傾向分數配對後的相依統計方法~晨晰統計林星帆顧問整理 @ 晨晰統計部落格新站（統計、SPSS、BIG DATA討論園地）

在觀察型研究當中，傾向分數分析（propensity score analysis）的使用，特別是傾向分數配對（propensity score matching）已經是非常普遍，這個部分可參見筆者在之前寫的文章（https://reurl.cc/qd8xg 以及 https://reurl.cc/V6Xr5）。

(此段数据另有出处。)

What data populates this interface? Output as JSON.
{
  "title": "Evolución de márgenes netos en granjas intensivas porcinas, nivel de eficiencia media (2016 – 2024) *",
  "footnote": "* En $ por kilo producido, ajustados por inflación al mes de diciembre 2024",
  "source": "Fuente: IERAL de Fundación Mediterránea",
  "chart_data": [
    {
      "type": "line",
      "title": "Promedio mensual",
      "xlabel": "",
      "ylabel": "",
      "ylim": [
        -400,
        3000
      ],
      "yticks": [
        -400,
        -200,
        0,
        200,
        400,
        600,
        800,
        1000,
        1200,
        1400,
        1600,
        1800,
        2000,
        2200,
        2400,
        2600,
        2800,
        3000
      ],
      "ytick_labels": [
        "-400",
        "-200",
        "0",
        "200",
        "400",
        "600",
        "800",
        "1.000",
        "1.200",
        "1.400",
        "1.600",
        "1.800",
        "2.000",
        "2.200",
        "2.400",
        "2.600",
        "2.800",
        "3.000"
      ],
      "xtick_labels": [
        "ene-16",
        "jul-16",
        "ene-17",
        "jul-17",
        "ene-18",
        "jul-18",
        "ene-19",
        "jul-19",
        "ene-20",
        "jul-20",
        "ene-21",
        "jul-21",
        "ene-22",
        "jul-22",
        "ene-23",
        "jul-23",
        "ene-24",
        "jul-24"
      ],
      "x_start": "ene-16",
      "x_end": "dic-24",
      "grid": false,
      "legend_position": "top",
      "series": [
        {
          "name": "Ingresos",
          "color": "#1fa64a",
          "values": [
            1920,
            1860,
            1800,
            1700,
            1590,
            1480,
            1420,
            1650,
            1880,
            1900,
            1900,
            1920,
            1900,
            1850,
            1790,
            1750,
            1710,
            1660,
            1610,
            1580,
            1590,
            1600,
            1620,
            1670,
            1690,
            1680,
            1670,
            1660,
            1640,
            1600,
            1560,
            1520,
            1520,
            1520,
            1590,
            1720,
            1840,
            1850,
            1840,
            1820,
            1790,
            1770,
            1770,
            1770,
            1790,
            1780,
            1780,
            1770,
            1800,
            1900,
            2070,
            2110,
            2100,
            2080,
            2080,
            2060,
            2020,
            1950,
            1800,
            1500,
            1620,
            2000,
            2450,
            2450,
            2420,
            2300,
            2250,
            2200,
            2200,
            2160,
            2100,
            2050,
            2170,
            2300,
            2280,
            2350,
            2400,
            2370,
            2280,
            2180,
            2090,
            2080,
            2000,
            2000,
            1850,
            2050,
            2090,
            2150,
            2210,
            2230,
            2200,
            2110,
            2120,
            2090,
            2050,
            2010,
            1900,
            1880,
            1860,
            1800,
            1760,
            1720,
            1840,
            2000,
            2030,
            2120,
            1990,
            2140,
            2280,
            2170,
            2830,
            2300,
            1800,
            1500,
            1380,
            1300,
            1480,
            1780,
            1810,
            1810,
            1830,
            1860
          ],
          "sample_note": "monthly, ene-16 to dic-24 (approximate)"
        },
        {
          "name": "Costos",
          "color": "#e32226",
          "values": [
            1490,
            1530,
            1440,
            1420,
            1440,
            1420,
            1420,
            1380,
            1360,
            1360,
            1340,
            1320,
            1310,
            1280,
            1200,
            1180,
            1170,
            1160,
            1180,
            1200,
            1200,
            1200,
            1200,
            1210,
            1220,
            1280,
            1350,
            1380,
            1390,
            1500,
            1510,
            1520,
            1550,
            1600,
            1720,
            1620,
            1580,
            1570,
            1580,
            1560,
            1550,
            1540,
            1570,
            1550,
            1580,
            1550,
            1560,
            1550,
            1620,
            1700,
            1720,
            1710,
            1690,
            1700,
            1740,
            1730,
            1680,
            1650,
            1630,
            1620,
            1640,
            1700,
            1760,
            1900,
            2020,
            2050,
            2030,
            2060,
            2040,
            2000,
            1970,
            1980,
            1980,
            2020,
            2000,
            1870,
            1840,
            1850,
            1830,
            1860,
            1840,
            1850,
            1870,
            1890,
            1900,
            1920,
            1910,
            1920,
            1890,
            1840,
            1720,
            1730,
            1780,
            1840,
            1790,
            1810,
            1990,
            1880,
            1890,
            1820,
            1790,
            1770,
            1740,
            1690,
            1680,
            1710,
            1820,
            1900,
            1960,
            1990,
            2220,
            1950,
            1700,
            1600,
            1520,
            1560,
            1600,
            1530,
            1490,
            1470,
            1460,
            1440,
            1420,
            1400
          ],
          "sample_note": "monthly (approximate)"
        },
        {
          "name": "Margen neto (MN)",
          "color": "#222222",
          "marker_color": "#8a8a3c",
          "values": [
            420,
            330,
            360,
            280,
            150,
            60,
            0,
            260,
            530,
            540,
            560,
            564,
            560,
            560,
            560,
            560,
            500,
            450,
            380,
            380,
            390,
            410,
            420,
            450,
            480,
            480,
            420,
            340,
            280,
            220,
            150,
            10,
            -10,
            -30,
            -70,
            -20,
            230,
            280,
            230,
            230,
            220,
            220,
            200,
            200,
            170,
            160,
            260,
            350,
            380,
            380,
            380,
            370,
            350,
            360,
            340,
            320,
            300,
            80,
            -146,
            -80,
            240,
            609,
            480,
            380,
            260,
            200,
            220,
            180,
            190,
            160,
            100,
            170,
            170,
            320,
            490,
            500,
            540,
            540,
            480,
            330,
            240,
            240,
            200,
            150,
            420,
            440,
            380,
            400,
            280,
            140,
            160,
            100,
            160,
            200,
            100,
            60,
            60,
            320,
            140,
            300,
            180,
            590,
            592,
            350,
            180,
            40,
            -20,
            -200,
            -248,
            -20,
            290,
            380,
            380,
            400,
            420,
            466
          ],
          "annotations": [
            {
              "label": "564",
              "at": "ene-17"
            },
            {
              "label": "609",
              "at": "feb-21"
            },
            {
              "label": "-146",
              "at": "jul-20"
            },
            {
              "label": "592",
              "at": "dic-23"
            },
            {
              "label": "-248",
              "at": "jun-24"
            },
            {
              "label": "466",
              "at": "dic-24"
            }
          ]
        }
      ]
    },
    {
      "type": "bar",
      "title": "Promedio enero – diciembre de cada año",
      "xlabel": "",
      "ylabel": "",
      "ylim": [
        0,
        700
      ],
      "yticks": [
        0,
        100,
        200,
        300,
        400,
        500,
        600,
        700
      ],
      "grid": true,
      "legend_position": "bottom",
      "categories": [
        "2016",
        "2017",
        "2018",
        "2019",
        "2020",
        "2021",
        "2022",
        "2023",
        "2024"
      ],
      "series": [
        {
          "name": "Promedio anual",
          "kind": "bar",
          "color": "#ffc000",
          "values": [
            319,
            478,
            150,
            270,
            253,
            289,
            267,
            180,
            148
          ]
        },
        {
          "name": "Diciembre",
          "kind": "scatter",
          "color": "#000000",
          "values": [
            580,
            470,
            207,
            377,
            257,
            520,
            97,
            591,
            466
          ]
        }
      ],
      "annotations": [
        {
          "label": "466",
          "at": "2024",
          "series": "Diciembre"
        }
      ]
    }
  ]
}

關於傾向分數配對的技術與介紹，網路上已經有非常多資源（可參見筆者同事撰寫的一系列文章（https://reurl.cc/E7z3R、https://reurl.cc/WdL5D以及https://reurl.cc/O1qlv），但目前比較少人討論在傾向分數配對後的統計方法。

理論上，在同一個配對組合（matched pair）之下的實驗組與對照組（或暴露組與非暴露組），由於他們有很接近的傾向分數（成為實驗組/暴露組的機率），因此他們在用來計算傾向分數的基本屬性上（例如年齡、性別、共病等）也會比較相近，因此此時的實驗組與對照組不再是「獨立樣本」，而是具有相依性的配對樣本（paired sample）¹。

傾向分數領域的大師Peter Austin於2011年發表的模擬研究¹，以二元結果變項為例（dichotomous outcomes），模擬的結果指出使用配對統計方法的偏差會比較小，包括治療的選擇性偏差（treatment selection bias）或是混淆效果（confounding）。

以下表格是筆者整理的針對配對樣本（相依樣本），在各種條件之下的適用統計分析方法。

表一、針對各種結果變項類型，適用的配對統計方法

結果變項類型	適用的配對統計方法
連續變項	Paired sample t-test（僅限使用於1：1配對） Generalized estimating equation Linear mixed model
順序變項或是不符合常態分佈的連續變項	Wilcoxon signed rank test
二元類別變項	McNemar test（僅限使用於1：1配對） Conditional logistic regression Generalized estimating equation Generalized linear mixed model
計數變項（Count）	Generalized estimating equation Generalized linear mixed model
存活資料（Time to event）	Log-rank test stratified on matched pairs Cox regression stratified on matched pairs Cox regression with robust standard error

以上除了Generalized estimating equation（GEE）是群體層次的比較（population level）之外，其餘統計方法都是屬於個體層次的估計（individual matched-pair level），這邊其實涉及到固定效應與隨機效應的差別，在這邊先不詳細介紹。

然而，也有相反的意見指出不需要使用配對樣本統計^2-3，主要的論述是，傾向分數配對之後的個體配對（individual pairs，例如一個實驗組對上兩各對照組）不盡然在所有基本資料是類似的，例如26歲男性（實驗組）可能會跟55歲女性（對照組）配對在一起。傾向分數配對只能保證所有實驗組個案與所有對照組個案的傾向分數分佈是類似的。

然而，在Austin（2011）的文章之後，後續的一些關於傾向分數配對使用的回顧文章，也普遍建議要使用配對統計法^4-5。而筆者在最近的數十篇論文的審查過程中，確實也有2-3次被統計審查委員（statistical reviewer）要求改為配對樣本的統計方法，因此筆者建議未來使用傾向分數配對的研究者，盡量以相依樣本的統計方法來比較組別的差異。

參考文獻

Austin PC. Comparing paired vs non‐paired statistical methods of analyses when making inferences about absolute risk reductions in propensity‐score matched samples. Statistics in medicine 2011; 30:1292-1301.
Stuart EA. Developing practical recommendations for the use of propensity scores: Discussion of ‘A critical appraisal of propensity score matching in the medical literature between 1996 and 2003’by Peter Austin, Statistics in Medicine. Statistics in medicine. 2008;27(12):2062-2065.
Stuart EA. Matching methods for causal inference: A review and a look forward. Statistical science. 2010;25(1):1.
Benedetto U, Head SJ, Angelini GD, Blackstone EH. Statistical primer: propensity score matching and its alternatives. European Journal of Cardio-Thoracic Surgery 2018; 53:1112-1117.
Lonjon G, Porcher R, Ergina P, Fouet M, Boutron I. Potential Pitfalls of Reporting and Bias in Observational Studies With Propensity Score Analysis Assessing a Surgical Procedure. Annals of surgery 2017; 265:901-909.